By Sue-Lin Wong at Reuters
China’s trade performance remained weak in November, casting doubt on hopes that the world’s second-largest economy would level off in the fourth quarter and spelling more pain for its major trading partners.
The sluggish readings will reinforce expectations of economists and investors that the government will have to do more to stimulate domestic consumption in coming months given persistent weakness in global demand.
Exports fell a worse-than-expected 6.8 percent from a year earlier, their fifth straight month of decline, while imports tumbled 8.7 percent, their 13th drop in a row.

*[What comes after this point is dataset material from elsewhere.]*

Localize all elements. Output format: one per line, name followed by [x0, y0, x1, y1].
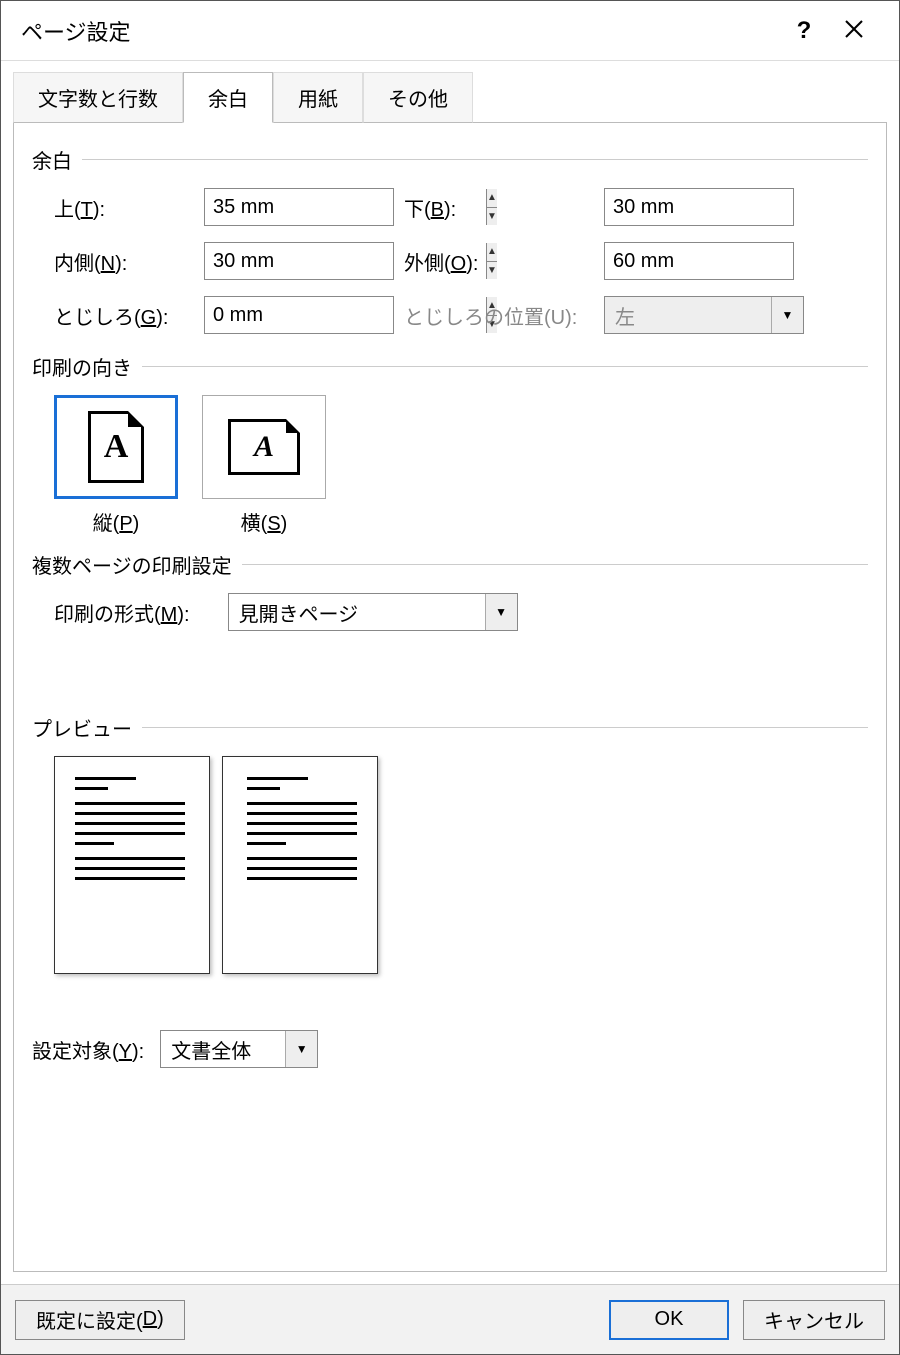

Imports did not slide as much as some economists had feared,
but analysts were unsure if that signaled a possible improvement in soft Chinese domestic demand, which has been a key factor in driving world commodity prices to multi-year lows.
“The big picture hasn’t really changed that much. The U.S. is doing okay, but the problems with emerging markets are really quite big,” said Kevin Lai, chief economist Asia Ex-Japan at Daiwa Capital Markets in Hong Kong.
“Imports have been slumping for more than a year now, so the year-on-year figures are benefiting from a much lower base, which statistically we should expect. But I’m not so sure the number today reflects a real fundamental change for the better in import demand.”
Analysts polled by Reuters had expected exports to fall by 5.0 percent, moderating slightly from October’s 6.9 percent decline, while imports had been forecast to decline 12.6 percent after an alarming 18.8 percent slide in October.
To be sure, China imported more copper, iron ore, crude oil, coal and soybeans in November by volume than in the preceding month, preliminary data from the General Administration of Customs showed on Tuesday.
But analysts said opportunistic Chinese buyers may have merely been taking advantage of a fresh slump in commodity prices, and will likely continue to export large quantities of finished products such as steel and diesel fuel because demand is not strong enough at home.
By value, China’s imports from the United States, the European Union and Japan all dropped, and in the case of Australia by a double-digit rate.
While some market watchers have pointed the blame squarely on China for this year’s global trade slowdown, the latest data highlighted weak demand globally, with China’s shipments to every major destination, except South Korea, declining year-on-year.
“China’s trade performance remains weak, as the trade value is likely to drop 8 percent for the whole year of 2015, versus an increase of 3.7 percent in 2014, clearly reflecting a de-leveraging process in the manufacturing sector that has dragged down demand for commodities,” Zhou Hao, economist at Commerzbank in Singapore, said in a note.
But some analysts took comfort in the country’s still hefty trade surplus, which was $54.10 billion for November, although down from October’s record high of $61.64 billion.
“China’s trade surplus has remained sizeable in November, which should offset capital outflows and fend off depreciation pressure on the yuan,” ANZ economists Li-Gang Liu and Louis Lam wrote in a research note.
China has allowed the yuan to slowly weaken to near four-month lows against the dollar, but few believe its exporters will be significantly helped by anything short of a drastic devaluation.
In a bid to avert a sharper economic slowdown, China’s central bank has already cut interest rates six times since last November and reduced the amount of cash that banks must set aside as reserves, while the government has eased restrictions on home buying to boost the sluggish property market and is trying to ramp up infrastructure spending.
China also announced a number of policies last month to encourage foreign trade and help exporters, admitting that the picture for foreign trade was “complicated and grim”.
Economic growth dipped to 6.9 percent in the third quarter, dropping below the 7 percent mark for the first time since the global financial crisis.
Premier Li Keqiang said last week that China was on track to reach its economic growth target of about 7 percent this year, and the economy was going through adjustments to maintain reasonable medium- to long-term growth.
But that would still mark China’s weakest economic expansion in a quarter of a century, and some analysts believe real growth levels are much weaker than official data suggest.